Text categorization (TC) is a task of assigning one or multiple predefined category labels to natural language texts. To deal with this sophisticated task, a variety of statistical classification methods and machine learning techniques have been exploited intensively (Sebastiani, 2002), including the Naïve Bayesian (NB) classifier (Lewis, 1998), the Vector Space Model (VSM)-based classifier (Salton, 1989), the example-based classifier (Mitchell, 1996), and the Support Vector Machine (Yang & Liu, 1999). Text filtering is a basic type of text categorization (two-class TC). There are many real-life applications (Fan, 2004), a typical one of which is the ill information filtering, such as erotic information and garbage information filtering on the web, in e-mails and in short messages of mobile phones. It is obvious that this sort of information should be carefully controlled. On the other hand, the filtering performance using the existing methodologies is still not satisfactory in general. The reason lies in that there exist a number of documents with high degree of ambiguity, from the TC point of view, in a document collection, that is, there is a fuzzy area across the border of two classes (for the sake of expression, we call the class consisting of the ill information- related texts, or, the negative samples, the category of TARGET, and, the class consisting of the ill information-not-related texts, or, the positive samples, the category of Non-TARGET). Some documents in one category may have great similarities with some other documents in the other category, for example, a lot of words concerning love story and sex are likely appear in both negative samples and positive samples if the filtering target is erotic information.

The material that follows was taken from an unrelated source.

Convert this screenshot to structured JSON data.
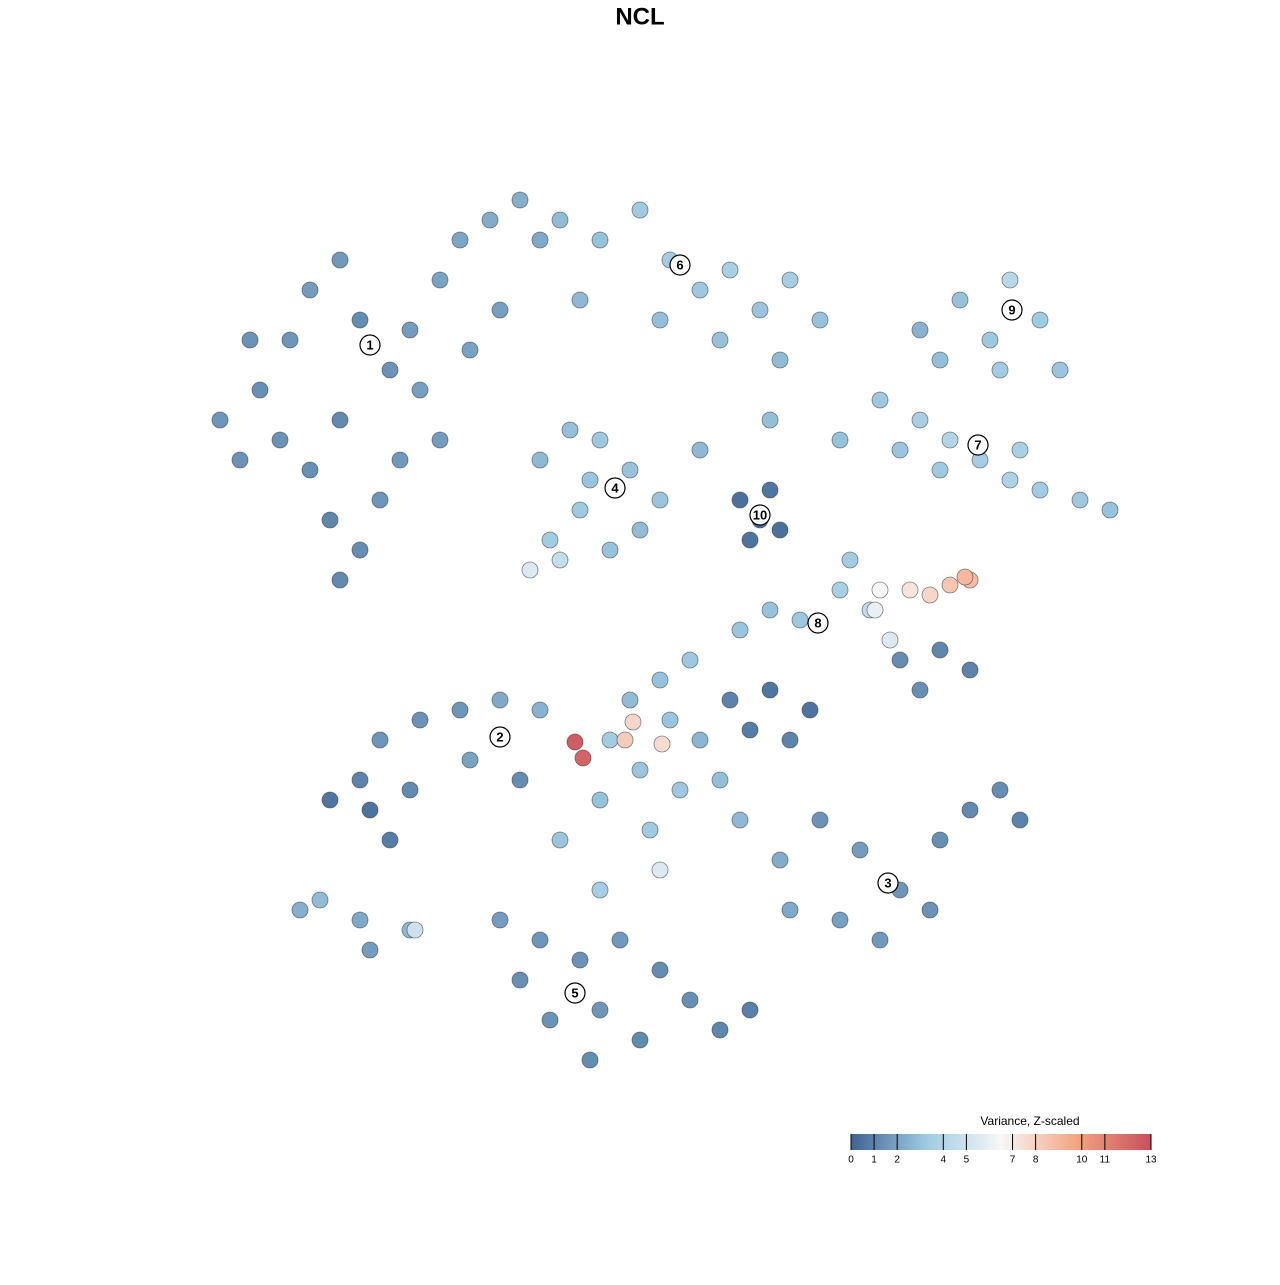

Fan et al observed a valuable phenomenon, that is, most of the classification errors result from the documents of falling into the fuzzy area between two categories, and presented a two-step TC method based on Naive Bayesian classifier (Fan, 2004; Fan, Sun, Choi & Zhang, 2005; Fan & Sun, 2006), in which the idea is inspired by the fuzzy area between categories. In the first step, the words with parts of speech verb, noun, adjective and adverb are regarded as candidate feature, a Naive Bayesian classifier is used to classify texts and fix the fuzzy area between categories. In the second step, bi-gram of words with parts of speech verb and noun as feature, a Naive Bayesian classifier same as that in the previous step is used to classify documents in the fuzzy area.
The two-step TC method described above has a shortcoming: its classification efficiency is not well. The reason lies in that it needs word segmentation to extract the features, and at currently, the speed of segmenting Chinese words is not high. To overcome the shortcoming, Fan et al presented an improved TC method that uses the bi-gram of character as feature at the first step in the two-step framework (Fan, Wan & Wang, 2006).
Fan presented a high performance prototype system for Chinese text categorization including a general two-step TC framework, in which the two-step TC method described above is regarded as an instance of the general framework, and then presents the experiments that are used to validate the assumption as the foundation of two-step TC method (Fan, 2006). Chen et al. has extended the two-step TC method to multi-class multi-label English (Chen et al., 2007).